The fact that Tuesday's news of Karmazin’s exit slapped Viacom’s stock proves that shareholders should have been told honestly and straightforwardly that even the slimmest chance existed that he would leave. As is usual in such messes, the little people got hurt.


Despite Sumner’s mouthpiece, Carl Folta, insisting to LA Weekly that the
timing of Mel’s decision was a surprise, if not the decision itself,
Blockbuster board members had been discussing for weeks why the normally
engrossed Karmazin suddenly had disengaged from the subsidiary. Karmazin later told reporters that he made the decision to leave “a while ago” and informed a few Viacom board members confidentially on May 19, the day of Viacom's annual meeting. So, starting on May 20, Viacom was free to disseminate that information, but didn't. Stern’s May 27 info was indeed coming direct from the top – from Mel, the mogul who’d made Howard a star, the man whom Stern most trusted, the executive who just a few weeks earlier at a New York confab answered a question from The New Yorker’s media reporter, Ken Auletta, about the long-running Sumner-Mel soap opera: “I cannot come up with one issue where he and I have been at odds.” Sumner, though more tersely, attributed rumors of bad blood to media fiction. Karmazin expanded, “I think the fact that both of us care an awful lot about the company, both of us have the same vision, is why we are still together . . . I’m having a good time. I love the company. I could not find a place that I would rather be.”

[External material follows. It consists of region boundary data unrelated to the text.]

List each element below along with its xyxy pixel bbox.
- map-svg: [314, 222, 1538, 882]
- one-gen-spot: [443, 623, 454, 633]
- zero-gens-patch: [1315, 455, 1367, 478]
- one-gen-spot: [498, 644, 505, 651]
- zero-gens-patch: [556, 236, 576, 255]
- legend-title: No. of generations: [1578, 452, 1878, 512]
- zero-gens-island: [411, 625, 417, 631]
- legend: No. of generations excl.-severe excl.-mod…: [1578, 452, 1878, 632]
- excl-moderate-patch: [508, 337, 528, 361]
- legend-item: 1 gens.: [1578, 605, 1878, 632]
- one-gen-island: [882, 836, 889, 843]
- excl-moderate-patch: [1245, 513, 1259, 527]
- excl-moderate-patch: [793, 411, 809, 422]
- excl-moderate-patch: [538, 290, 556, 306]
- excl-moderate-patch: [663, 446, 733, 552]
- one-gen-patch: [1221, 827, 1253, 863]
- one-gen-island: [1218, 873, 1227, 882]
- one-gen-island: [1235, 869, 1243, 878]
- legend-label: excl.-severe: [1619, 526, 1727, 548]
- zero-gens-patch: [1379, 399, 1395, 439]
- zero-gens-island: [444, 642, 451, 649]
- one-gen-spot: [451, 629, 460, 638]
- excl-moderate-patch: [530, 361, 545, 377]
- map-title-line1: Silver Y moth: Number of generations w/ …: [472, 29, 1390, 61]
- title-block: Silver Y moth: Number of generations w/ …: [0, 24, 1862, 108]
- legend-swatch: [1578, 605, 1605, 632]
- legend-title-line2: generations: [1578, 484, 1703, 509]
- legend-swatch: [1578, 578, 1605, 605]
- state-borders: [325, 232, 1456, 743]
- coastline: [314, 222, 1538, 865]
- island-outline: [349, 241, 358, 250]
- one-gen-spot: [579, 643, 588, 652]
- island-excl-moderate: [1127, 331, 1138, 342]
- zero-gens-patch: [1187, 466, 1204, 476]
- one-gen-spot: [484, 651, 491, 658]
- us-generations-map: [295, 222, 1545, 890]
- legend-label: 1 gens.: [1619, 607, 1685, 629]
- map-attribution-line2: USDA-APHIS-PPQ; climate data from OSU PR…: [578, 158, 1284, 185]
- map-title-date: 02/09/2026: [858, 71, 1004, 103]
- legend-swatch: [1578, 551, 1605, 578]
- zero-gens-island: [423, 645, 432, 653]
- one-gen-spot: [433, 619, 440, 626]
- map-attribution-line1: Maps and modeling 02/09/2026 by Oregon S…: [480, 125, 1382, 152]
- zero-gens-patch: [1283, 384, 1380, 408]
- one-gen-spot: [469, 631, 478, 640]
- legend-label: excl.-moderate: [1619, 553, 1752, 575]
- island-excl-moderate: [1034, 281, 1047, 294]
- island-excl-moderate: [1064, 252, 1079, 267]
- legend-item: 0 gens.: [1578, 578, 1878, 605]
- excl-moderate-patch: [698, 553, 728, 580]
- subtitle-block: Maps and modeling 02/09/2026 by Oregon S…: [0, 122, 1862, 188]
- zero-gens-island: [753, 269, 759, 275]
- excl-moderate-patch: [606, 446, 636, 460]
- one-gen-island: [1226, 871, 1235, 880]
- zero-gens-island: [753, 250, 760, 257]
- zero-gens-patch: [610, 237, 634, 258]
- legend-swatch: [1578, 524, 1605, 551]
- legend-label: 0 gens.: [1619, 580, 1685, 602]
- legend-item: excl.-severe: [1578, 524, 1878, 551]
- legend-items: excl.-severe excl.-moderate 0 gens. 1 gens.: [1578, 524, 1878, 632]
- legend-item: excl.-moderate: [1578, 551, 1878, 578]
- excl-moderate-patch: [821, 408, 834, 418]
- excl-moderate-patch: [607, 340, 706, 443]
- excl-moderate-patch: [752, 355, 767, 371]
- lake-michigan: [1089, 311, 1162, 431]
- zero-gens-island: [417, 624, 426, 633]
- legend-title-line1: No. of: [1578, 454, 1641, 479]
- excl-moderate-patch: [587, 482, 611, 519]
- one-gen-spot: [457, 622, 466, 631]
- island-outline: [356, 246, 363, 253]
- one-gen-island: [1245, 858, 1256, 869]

So what happened to change his mind? Maybe only a shareholder lawsuit will uncover the truth about how the bad blood played itself out.


Instead of coming clean, if not with the media then at least with stockholders, Viacom’s Folta preferred to parse the situation. “What you’re trying to do is completely unfair,” Folta said angrily when asked if Viacom had lied to the public about the true nature of the Sumner-Karmazin not-so-love-fest. “If you say, ‘I’m happy,’ and something happens and you say, ‘I’m unhappy,’ did you lie the day before?” Privately, of course, Viacom sources point out that having people even asking about the Redstone-Karmazin relationship was reason enough for them to part company. Which raises the question of who had the most to gain by planting so many “Mel’s in! Mel’s out!” stories. (Even money says Redstone, who is known to suck up big-time to The New York Times and The Wall Street Journal.)


Not that anyone should feel sorry for Karmazin. He made his deal with the devil and profited fabulously from it ($30 million to settle his contract). Plus, he may be destined for Disney. A fixture on dissidents Stanley Gold and Roy Disney’s shortlist to replace Eisner, Karmazin was unable even to entertain the feelers because, as he told Auletta, “I had a contract, so I’m unable to talk to anybody . . . And no less than a minute after they mentioned my name, we were on the phone with them saying, ‘Flattered, but no thank you.’”


Karmazin for years had a sign on his desk that read: “No Excuses.” He even moved it to his console so it was more visible. True to the motto, when Auletta asked why Viacom’s stock had slipped about $14 since he took over, Karmazin replied, “I have no excuses.” Then he paused to add: “Sumner Redstone.”


The confab audience tittered. “For those of you here, I’m joking, guys.”


For too brief a moment, we had landed on that parallel universe Truth World.